# Chicks



## 5chicksowner (Mar 27, 2013)

So one of my white leghorns has a bigger comb than my other birds. They are only a month old and they all run from my fingers when I wiggle them, except Big Comber who runs right up and pecks my fingers! Is she just more curious than the others or top of the pecking order? AAsaPleasansanswer


----------



## 5chicksowner (Mar 27, 2013)

I'm wondering if it is a rooster cause if it is I need to get rid of it(sadly no Roos where I live) Hope it's a girl otherwise my little sister will be sad (because its her chick)


----------



## ReTIRED (Mar 28, 2013)

Just _PRETEND _it's a hen.....and don't tell _ANYONE _anything different.


----------



## 5chicksowner (Mar 27, 2013)

Okay but don't they make lots of noise? My dad doesn't want one anyway!


----------



## ReTIRED (Mar 28, 2013)

Mine don't make much noise....BUT _SOME _Roosters DO *!*


----------



## Cluckspert (Mar 12, 2013)

Sounds like it is a rooster, sadly. Roosters tend to be more brave and outgoing towards people and will do anything to protect their hens. Some roosters are loud and some as as quiet as a mouse. I would hate to have to see my roosters go!


----------



## 5chicksowner (Mar 27, 2013)

Mine are RIR'S but the one I think is a rooster is a White Leghorn!
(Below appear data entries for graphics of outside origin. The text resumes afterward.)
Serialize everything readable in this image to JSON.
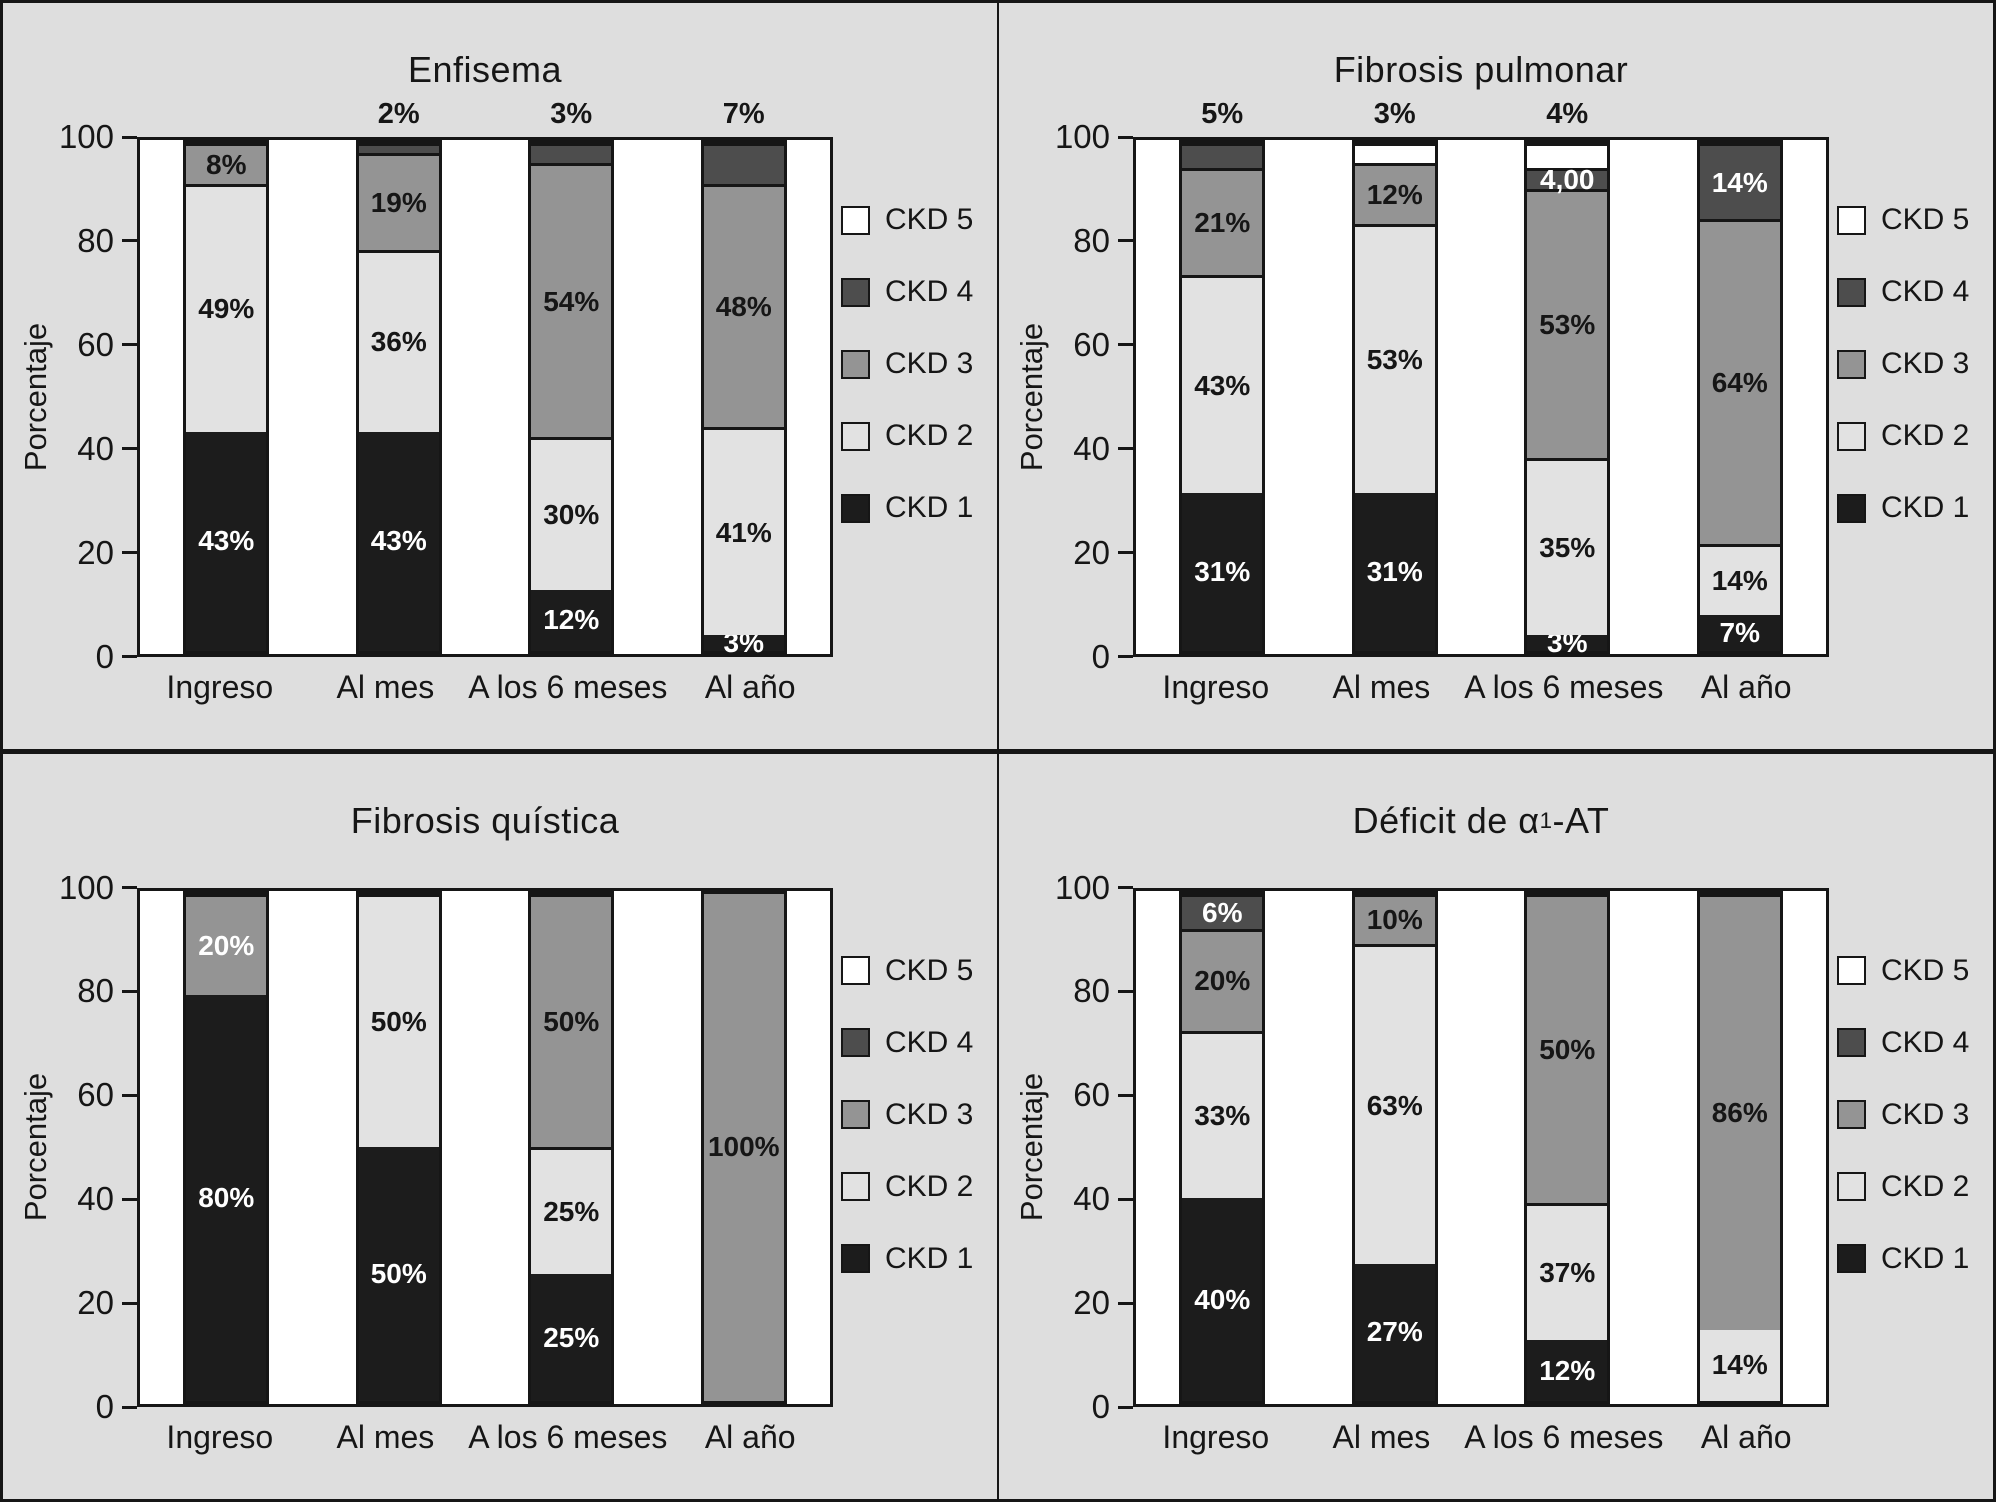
{
  "figure": {
    "background_color": "#dedede",
    "border_color": "#161616",
    "plot_background": "#ffffff",
    "ylabel": "Porcentaje",
    "yticks": [
      0,
      20,
      40,
      60,
      80,
      100
    ],
    "ylim": [
      0,
      100
    ],
    "grid": false,
    "legend_position": "right",
    "categories": [
      "Ingreso",
      "Al mes",
      "A los 6 meses",
      "Al año"
    ],
    "legend": [
      {
        "label": "CKD 5",
        "color": "#ffffff"
      },
      {
        "label": "CKD 4",
        "color": "#4d4d4d"
      },
      {
        "label": "CKD 3",
        "color": "#949494"
      },
      {
        "label": "CKD 2",
        "color": "#e2e2e2"
      },
      {
        "label": "CKD 1",
        "color": "#1c1c1c"
      }
    ],
    "label_colors": {
      "CKD 1": "#ffffff",
      "CKD 2": "#161616",
      "CKD 3": "#161616",
      "CKD 4": "#ffffff",
      "CKD 5": "#161616"
    }
  },
  "chart_data": [
    {
      "type": "bar",
      "stacked": true,
      "title": "Enfisema",
      "xlabel": "",
      "ylabel": "Porcentaje",
      "bars": [
        {
          "category": "Ingreso",
          "segments": [
            {
              "stage": "CKD 1",
              "value": 43,
              "label": "43%"
            },
            {
              "stage": "CKD 2",
              "value": 49,
              "label": "49%"
            },
            {
              "stage": "CKD 3",
              "value": 8,
              "label": "8%"
            }
          ]
        },
        {
          "category": "Al mes",
          "segments": [
            {
              "stage": "CKD 1",
              "value": 43,
              "label": "43%"
            },
            {
              "stage": "CKD 2",
              "value": 36,
              "label": "36%"
            },
            {
              "stage": "CKD 3",
              "value": 19,
              "label": "19%"
            },
            {
              "stage": "CKD 4",
              "value": 2,
              "label": "2%",
              "label_pos": "above"
            }
          ]
        },
        {
          "category": "A los 6 meses",
          "segments": [
            {
              "stage": "CKD 1",
              "value": 12,
              "label": "12%"
            },
            {
              "stage": "CKD 2",
              "value": 30,
              "label": "30%"
            },
            {
              "stage": "CKD 3",
              "value": 54,
              "label": "54%"
            },
            {
              "stage": "CKD 4",
              "value": 3,
              "label": "3%",
              "label_pos": "above"
            }
          ]
        },
        {
          "category": "Al año",
          "segments": [
            {
              "stage": "CKD 1",
              "value": 3,
              "label": "3%"
            },
            {
              "stage": "CKD 2",
              "value": 41,
              "label": "41%"
            },
            {
              "stage": "CKD 3",
              "value": 48,
              "label": "48%"
            },
            {
              "stage": "CKD 4",
              "value": 7,
              "label": "7%",
              "label_pos": "above"
            }
          ]
        }
      ]
    },
    {
      "type": "bar",
      "stacked": true,
      "title": "Fibrosis pulmonar",
      "xlabel": "",
      "ylabel": "Porcentaje",
      "bars": [
        {
          "category": "Ingreso",
          "segments": [
            {
              "stage": "CKD 1",
              "value": 31,
              "label": "31%"
            },
            {
              "stage": "CKD 2",
              "value": 43,
              "label": "43%"
            },
            {
              "stage": "CKD 3",
              "value": 21,
              "label": "21%"
            },
            {
              "stage": "CKD 4",
              "value": 5,
              "label": "5%",
              "label_pos": "above"
            }
          ]
        },
        {
          "category": "Al mes",
          "segments": [
            {
              "stage": "CKD 1",
              "value": 31,
              "label": "31%"
            },
            {
              "stage": "CKD 2",
              "value": 53,
              "label": "53%"
            },
            {
              "stage": "CKD 3",
              "value": 12,
              "label": "12%"
            },
            {
              "stage": "CKD 5",
              "value": 3,
              "label": "3%",
              "label_pos": "above"
            }
          ]
        },
        {
          "category": "A los 6 meses",
          "segments": [
            {
              "stage": "CKD 1",
              "value": 3,
              "label": "3%"
            },
            {
              "stage": "CKD 2",
              "value": 35,
              "label": "35%"
            },
            {
              "stage": "CKD 3",
              "value": 53,
              "label": "53%"
            },
            {
              "stage": "CKD 4",
              "value": 4,
              "label": "4,00"
            },
            {
              "stage": "CKD 5",
              "value": 4,
              "label": "4%",
              "label_pos": "above"
            }
          ]
        },
        {
          "category": "Al año",
          "segments": [
            {
              "stage": "CKD 1",
              "value": 7,
              "label": "7%"
            },
            {
              "stage": "CKD 2",
              "value": 14,
              "label": "14%"
            },
            {
              "stage": "CKD 3",
              "value": 64,
              "label": "64%"
            },
            {
              "stage": "CKD 4",
              "value": 14,
              "label": "14%"
            }
          ]
        }
      ]
    },
    {
      "type": "bar",
      "stacked": true,
      "title": "Fibrosis quística",
      "xlabel": "",
      "ylabel": "Porcentaje",
      "bars": [
        {
          "category": "Ingreso",
          "segments": [
            {
              "stage": "CKD 1",
              "value": 80,
              "label": "80%"
            },
            {
              "stage": "CKD 3",
              "value": 20,
              "label": "20%",
              "label_color": "#ffffff"
            }
          ]
        },
        {
          "category": "Al mes",
          "segments": [
            {
              "stage": "CKD 1",
              "value": 50,
              "label": "50%"
            },
            {
              "stage": "CKD 2",
              "value": 50,
              "label": "50%"
            }
          ]
        },
        {
          "category": "A los 6 meses",
          "segments": [
            {
              "stage": "CKD 1",
              "value": 25,
              "label": "25%"
            },
            {
              "stage": "CKD 2",
              "value": 25,
              "label": "25%"
            },
            {
              "stage": "CKD 3",
              "value": 50,
              "label": "50%"
            }
          ]
        },
        {
          "category": "Al año",
          "segments": [
            {
              "stage": "CKD 3",
              "value": 100,
              "label": "100%"
            }
          ]
        }
      ]
    },
    {
      "type": "bar",
      "stacked": true,
      "title": "Déficit de α1-AT",
      "title_parts": {
        "pre": "Déficit de α",
        "sub": "1",
        "post": "-AT"
      },
      "xlabel": "",
      "ylabel": "Porcentaje",
      "bars": [
        {
          "category": "Ingreso",
          "segments": [
            {
              "stage": "CKD 1",
              "value": 40,
              "label": "40%"
            },
            {
              "stage": "CKD 2",
              "value": 33,
              "label": "33%"
            },
            {
              "stage": "CKD 3",
              "value": 20,
              "label": "20%"
            },
            {
              "stage": "CKD 4",
              "value": 6,
              "label": "6%"
            }
          ]
        },
        {
          "category": "Al mes",
          "segments": [
            {
              "stage": "CKD 1",
              "value": 27,
              "label": "27%"
            },
            {
              "stage": "CKD 2",
              "value": 63,
              "label": "63%"
            },
            {
              "stage": "CKD 3",
              "value": 10,
              "label": "10%"
            }
          ]
        },
        {
          "category": "A los 6 meses",
          "segments": [
            {
              "stage": "CKD 1",
              "value": 12,
              "label": "12%"
            },
            {
              "stage": "CKD 2",
              "value": 37,
              "label": "37%",
              "draw": 27
            },
            {
              "stage": "CKD 3",
              "value": 50,
              "label": "50%",
              "draw": 61
            }
          ]
        },
        {
          "category": "Al año",
          "segments": [
            {
              "stage": "CKD 2",
              "value": 14,
              "label": "14%"
            },
            {
              "stage": "CKD 3",
              "value": 86,
              "label": "86%"
            }
          ]
        }
      ]
    }
  ]
}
Thanks for the advice!


----------



## 5chicksowner (Mar 27, 2013)

For SOME reason my dad doesn't want little chicks around!


----------



## ReTIRED (Mar 28, 2013)

MY "White Leghorn" Rooster is very quiet....as are my other 2 Roosters. The Buff Orpington Rooster is also quiet.
The BOSS Rooster, a Brown Leghorn, _usually _does a "Cock-a-doodle-do" in the Mornings....but he doesn't over-do it.


----------



## 5chicksowner (Mar 27, 2013)

In the morning or just late in the day? My neighborhood is close packed and my neighbors are grouchy so ya.


----------



## 5chicksowner (Mar 27, 2013)

Like what time does he normally crow? 6:00AM? Or later? Need to know!


----------



## ReTIRED (Mar 28, 2013)

He crows just as the Sun comes up....usually.....And that's it...._so far....._


----------



## 5chicksowner (Mar 27, 2013)

Ok that's not to bad! My chick is pecking the screen as I write this!


----------